Getting Data from ServiceX

Now that the samples have been defined they are ready to be passed to ServiceX deliver() to get the files from the ServiceX backend. To make it easier later a function can be defined that will take a sample and return the data:


    from servicex_analysis_utils import to_awk
    from servicex import deliver

    def get_data(query, s: sample):
        """Sends request for data to servicex backend.
        
        Args:
            query: FuncADLQueryPHYSLITE
            s (sample): The sample to create

        Returns:
            List of files returned from servicex backend
        
        """
        spec = {
            'Sample': [{
                'Name': s.name,
                'Dataset': s.ds,
                'Query': query,
                'Codegen': s.codegen,
            }]
        }

        # Get the files from the ServiceX backend
        files = deliver(spec, servicex_name="servicex")
        assert files is not None, "No files returned from deliver! Internal error"
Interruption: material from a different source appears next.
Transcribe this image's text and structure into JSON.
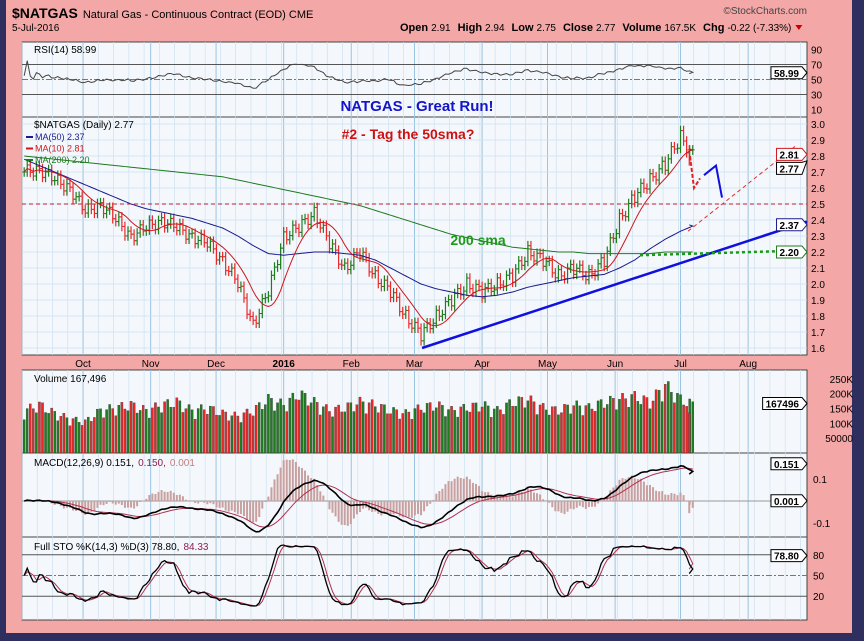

        # Get the data into an awkward array
        data = to_awk(files)

        # For these examples we are only using one sample, so we return just the array, not the dictionary.
        return data[s.name]

This example uses the to_awk() function from servicex_analysis_utils.to_awk. This takes the list of files that are from ServiceX and returns an awkward array.